Physicists formulate mathematical descriptions of nature that constitute a set of theories to provide the best and most detailed predictive capability in all situations. Physicists also devise and carry out experiments designed to probe the unknown and test these theories. When confronted with experimental evidence that contradicts these theories or are beyond their reach, physicists either revise them to accommodate the new data or else abandon them in favor of better models. Students majoring in physics must have a strong foundation in mathematics and an overwhelming curiosity about how nature works. Generally, physicists tend either to be more primarily focused on doing experiments or to concentrate on making the mathematical models.

The Department of Physics offers the Bachelor of Science (B.S.) in physics and Bachelor of Arts (B.A.) in physics.

The demand for trained physicists is strong. Graduates with the B.S. in physics are prepared to enter physics graduate programs leading to the master's or doctoral degrees in physics. They also find entry level positions in the aerospace industry, the high-tech materials and electronics industries, and in fields as diverse as commodities or stock brokerage, health care, and the energy industry. Graduates with a B.A. in physics are generally prepared to teach physics at the high school level once they have obtained appropriate teacher certification.

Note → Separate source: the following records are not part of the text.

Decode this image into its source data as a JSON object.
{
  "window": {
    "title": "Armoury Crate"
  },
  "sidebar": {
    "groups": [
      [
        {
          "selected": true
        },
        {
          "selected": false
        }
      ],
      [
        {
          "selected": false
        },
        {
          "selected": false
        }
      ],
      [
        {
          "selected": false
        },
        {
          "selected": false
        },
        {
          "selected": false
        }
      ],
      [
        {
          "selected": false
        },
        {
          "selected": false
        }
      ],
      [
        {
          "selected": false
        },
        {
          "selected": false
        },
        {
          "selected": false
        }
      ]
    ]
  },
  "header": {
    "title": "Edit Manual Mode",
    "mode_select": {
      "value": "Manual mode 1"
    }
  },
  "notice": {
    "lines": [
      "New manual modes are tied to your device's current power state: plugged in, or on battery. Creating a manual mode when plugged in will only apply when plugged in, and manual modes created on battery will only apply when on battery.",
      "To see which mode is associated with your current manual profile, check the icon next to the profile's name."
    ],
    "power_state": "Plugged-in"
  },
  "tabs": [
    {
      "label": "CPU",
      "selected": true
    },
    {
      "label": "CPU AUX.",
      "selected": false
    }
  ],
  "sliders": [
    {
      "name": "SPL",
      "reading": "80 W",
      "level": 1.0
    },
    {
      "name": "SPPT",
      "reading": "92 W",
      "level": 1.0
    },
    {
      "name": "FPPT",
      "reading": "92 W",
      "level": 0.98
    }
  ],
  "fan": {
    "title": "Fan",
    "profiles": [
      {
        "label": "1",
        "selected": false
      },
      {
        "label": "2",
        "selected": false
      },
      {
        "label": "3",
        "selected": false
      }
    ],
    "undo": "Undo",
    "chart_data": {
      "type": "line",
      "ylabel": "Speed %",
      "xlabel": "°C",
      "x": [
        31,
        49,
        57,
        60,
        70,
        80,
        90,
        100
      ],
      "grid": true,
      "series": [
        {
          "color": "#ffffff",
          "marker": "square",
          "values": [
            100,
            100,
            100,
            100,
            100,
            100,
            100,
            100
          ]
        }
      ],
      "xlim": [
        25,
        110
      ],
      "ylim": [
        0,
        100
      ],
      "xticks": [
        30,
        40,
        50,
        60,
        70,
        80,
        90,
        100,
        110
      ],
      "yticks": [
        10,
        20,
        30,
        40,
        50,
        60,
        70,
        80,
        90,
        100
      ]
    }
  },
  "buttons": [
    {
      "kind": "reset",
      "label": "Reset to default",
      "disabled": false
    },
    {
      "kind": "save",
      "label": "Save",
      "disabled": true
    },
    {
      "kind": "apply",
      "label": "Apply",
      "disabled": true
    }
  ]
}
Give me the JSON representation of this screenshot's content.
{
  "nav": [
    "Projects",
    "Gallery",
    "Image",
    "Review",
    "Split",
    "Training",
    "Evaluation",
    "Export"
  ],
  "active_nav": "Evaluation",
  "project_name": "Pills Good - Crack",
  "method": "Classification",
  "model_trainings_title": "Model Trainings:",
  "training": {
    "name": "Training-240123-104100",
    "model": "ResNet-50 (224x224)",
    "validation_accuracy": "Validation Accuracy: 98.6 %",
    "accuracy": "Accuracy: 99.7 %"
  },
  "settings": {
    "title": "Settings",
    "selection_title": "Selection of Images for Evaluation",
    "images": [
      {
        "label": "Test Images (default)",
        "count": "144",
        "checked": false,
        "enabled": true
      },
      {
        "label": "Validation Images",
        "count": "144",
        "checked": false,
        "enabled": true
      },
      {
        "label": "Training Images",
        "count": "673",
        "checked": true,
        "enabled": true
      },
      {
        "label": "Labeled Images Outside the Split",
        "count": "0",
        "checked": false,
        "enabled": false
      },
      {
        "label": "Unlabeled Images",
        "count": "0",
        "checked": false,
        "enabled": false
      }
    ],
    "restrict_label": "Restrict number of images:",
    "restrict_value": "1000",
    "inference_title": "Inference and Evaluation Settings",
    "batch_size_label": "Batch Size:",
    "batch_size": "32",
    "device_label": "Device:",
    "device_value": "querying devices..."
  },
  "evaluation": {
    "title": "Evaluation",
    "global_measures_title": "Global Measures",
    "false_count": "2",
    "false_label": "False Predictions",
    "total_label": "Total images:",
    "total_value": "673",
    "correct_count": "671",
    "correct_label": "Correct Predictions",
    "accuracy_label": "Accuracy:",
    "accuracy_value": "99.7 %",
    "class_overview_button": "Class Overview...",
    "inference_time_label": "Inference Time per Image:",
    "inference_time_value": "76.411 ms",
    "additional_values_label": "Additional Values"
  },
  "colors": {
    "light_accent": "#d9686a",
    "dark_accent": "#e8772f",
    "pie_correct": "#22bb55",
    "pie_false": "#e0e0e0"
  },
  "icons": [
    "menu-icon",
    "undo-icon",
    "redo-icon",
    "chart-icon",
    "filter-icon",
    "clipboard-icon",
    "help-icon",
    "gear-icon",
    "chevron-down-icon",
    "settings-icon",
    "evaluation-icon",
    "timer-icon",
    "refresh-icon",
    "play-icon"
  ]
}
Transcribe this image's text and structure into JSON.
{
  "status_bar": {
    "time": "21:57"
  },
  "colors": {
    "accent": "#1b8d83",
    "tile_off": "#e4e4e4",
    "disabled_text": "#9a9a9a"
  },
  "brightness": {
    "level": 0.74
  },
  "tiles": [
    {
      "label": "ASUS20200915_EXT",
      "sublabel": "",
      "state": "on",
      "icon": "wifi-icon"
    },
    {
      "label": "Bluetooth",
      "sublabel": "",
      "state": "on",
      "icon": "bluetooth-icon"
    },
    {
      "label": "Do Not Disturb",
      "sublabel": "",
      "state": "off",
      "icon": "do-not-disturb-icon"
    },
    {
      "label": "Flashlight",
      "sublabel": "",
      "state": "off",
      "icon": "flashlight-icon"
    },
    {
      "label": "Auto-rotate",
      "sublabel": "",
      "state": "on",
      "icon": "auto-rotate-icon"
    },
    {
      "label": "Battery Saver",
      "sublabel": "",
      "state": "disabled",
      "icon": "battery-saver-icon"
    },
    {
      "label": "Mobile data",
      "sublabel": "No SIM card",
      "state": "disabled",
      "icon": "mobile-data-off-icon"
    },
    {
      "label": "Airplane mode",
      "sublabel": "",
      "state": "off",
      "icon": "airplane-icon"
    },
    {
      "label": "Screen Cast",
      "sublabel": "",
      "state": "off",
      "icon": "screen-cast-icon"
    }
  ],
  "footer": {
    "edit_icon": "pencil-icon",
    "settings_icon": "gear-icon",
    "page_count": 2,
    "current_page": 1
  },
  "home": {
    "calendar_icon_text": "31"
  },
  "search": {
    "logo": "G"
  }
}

The department's teaching and research fields of specialization include atmospheric and space physics, biological and medical physics, statistical physics, physics of finance, radiation science, superconductivity, surface physics, signal and image processing, high energy, medium energy, and heavy ion physics, high-performance distributed computing, and seismic physics. Research opportunities are available for highly motivated undergraduate students in faculty laboratories and such participation is strongly encouraged.